その後、教授はイエテボリ大学に移籍し、研究を重ねて人工歯根としてのチタン製インプラントを開発しました。骨結合が得られれば、天然の歯に近い機能を持ち、長期間安定して使用できる治療法として、世界中で高く評価されるようになりました。
臨床応用が始まったのは1983年。
ここから、現在のチタン製インプラント治療の歴史が本格的に幕を開け、改良と進化を重ねながら、安全性と信頼性の高い治療法として世界中に広く普及しています。
当院におけるインプラント導入の経緯
~"流行"ではなく、"確信"からのスタート~
当院が開院して14年目の頃、インプラント治療について本格的に学び始めました。
当時はいくつかの研修会にも参加しましたが、世界的にもインプラント治療の歴史はまだ浅く、信頼性に確信が持てなかったため、すぐに導入することはありませんでした。
その後、約10年間にわたり世界のインプラント事情や臨床結果を見続けた結果、チタンインプラントこそが天然歯を再現できる最良の治療法という確信を持つに至りました。
そして1993年、当院でインプラント治療を導入し、現在に至っています。
当院のインプラント治療歴は、すでに32年を数えます。長年の経験と蓄積した知識を活かしながら、患者さま一人ひとりに合った安全で確かな治療を心掛けています。
当院のインプラントについて
当院で使用しているのは、ノーベルバイオケア社製のインプラントです。
このメーカーは世界で最初にインプラントを考案した企業としても知られています。
45年以上の歴史を持ち、世界中で高く評価されています。
ノーベルバイオケア社とその背景
ノーベルバイオケア社は1981年にスウェーデンで設立され、現在はスイスに本社を構える世界的なインプラントメーカーです。

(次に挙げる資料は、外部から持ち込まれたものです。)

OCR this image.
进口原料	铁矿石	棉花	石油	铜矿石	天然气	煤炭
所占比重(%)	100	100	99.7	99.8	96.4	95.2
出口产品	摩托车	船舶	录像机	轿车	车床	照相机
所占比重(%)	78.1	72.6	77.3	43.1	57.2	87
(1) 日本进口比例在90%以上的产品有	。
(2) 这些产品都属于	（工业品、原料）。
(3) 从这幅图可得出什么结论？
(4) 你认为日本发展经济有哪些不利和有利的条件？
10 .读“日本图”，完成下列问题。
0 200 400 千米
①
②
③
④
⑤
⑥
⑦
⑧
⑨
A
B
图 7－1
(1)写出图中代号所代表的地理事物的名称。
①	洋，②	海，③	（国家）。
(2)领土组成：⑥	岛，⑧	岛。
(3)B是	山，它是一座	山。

社名はノーベル賞で知られるアルフレッド・ノーベル氏が設立した企業に由来しています。
このインプラントの販売元は米国カリフォルニアに本拠地を置くエンビスタホールディングス社(Envista Holdings)です。
エンビスタ社は、一般歯科医院や口腔外科、矯正歯科といった専門医に至るまで、世界中の歯科医療機関に向けて幅広い機器や材料を製造・販売しています。
現在では、世界150か国以上、100万人を超える歯科医師に製品を提供しており、日本法人「ノーベルバイオケアジャパン」もそのグループに属しています。
海外からの視察も
2025年3月18日、当院にヱンビスタホールディングス社CEOのポール・キール氏と、ノーベルバイオケアジャパン社長の坂野弘太郎氏が来訪されました。
日本におけるノーベルバイオケアインプラントの使用状況や臨床実績に加え、CT診断やデジタル矯正治療への取り組みなど、多岐にわたるテーマについて意見を求められました。
世界的トップ企業のCEOが現場の声に真摯に耳を傾ける姿勢は非常に印象的であり、改めて信頼できるメーカーであることを実感しました。
歯科医療の世界的リーダーから直接評価をいただけたことは、当院にとっても大変貴重であり光栄な経験でした。